On the relationship between the mechanical strength and mineral microstructure of biotite granite under temperature influence

Abstract

Many studies are currently focusing on the mechanical properties of granite from macroscopic and microscopic perspectives, but only several studies on the influence of rock mineral composition on the mechanical properties using a combined macro-micro assessment. The biotite granite in the Gaoligong Mountains was selected as the research object, and the variation strength characteristics at 20–130°C were obtained through uniaxial compression experiments. The rock’s uniaxial compressive strength and elastic modulus reached peak values at 40°C. The main mineral components of the rock determined by X-ray powder diffraction were quartz, biotite, albite, and potash feldspar.
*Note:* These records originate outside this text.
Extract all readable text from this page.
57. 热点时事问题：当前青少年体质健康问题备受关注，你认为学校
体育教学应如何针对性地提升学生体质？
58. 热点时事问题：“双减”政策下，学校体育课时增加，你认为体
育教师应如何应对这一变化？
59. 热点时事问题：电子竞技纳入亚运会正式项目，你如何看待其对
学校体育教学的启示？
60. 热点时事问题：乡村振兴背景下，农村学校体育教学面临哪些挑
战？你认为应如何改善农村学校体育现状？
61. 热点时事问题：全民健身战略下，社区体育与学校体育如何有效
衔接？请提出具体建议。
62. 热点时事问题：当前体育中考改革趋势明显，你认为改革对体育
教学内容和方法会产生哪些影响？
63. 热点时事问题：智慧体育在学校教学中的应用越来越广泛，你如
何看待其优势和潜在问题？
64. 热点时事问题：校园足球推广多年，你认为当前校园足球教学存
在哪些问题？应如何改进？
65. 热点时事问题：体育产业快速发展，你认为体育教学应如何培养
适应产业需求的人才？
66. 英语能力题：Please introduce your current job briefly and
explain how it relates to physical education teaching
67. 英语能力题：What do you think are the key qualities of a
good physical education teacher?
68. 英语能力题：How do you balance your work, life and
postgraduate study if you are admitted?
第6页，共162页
With Material Studio software, molecular dynamics simulations were carried out on the crystal models of quartz, biotite, albite, and potash feldspar at 20–130°C, and relevant mechanical parameters were calculated. The macroscopic and microscopic experimental data were compared and analyzed. The results show that: 1) due to the thermal expansion of minerals in the rock, the original cracks between particles are partially closed, and the sample strength is the largest at 40°C; 2) temperature mostly affects quartz and biotite phases, and the rock strength increases first and then decreases with the temperature increase. The mechanical properties of albite and potash feldspar are less affected by temperature; 3) macroscopic and microscopic experimental results show that the rock strength reaches the peak value in a certain temperature range. The obtained critical temperature is different because the rock sample also contains a small amount of argillaceous rock, siliceous rock, phyllite, and some siliceous and calcareous cement beside the main mineral composition; 4) The structural changes of quartz and biotite are affected by temperature. The bond length of the quartz crystal decreases while that of the biotite crystal first increases and then decreases with the temperature. The mechanism of the temperature influence on the increase of the rock strength is different for these two crystal phases, and it requires further exploration.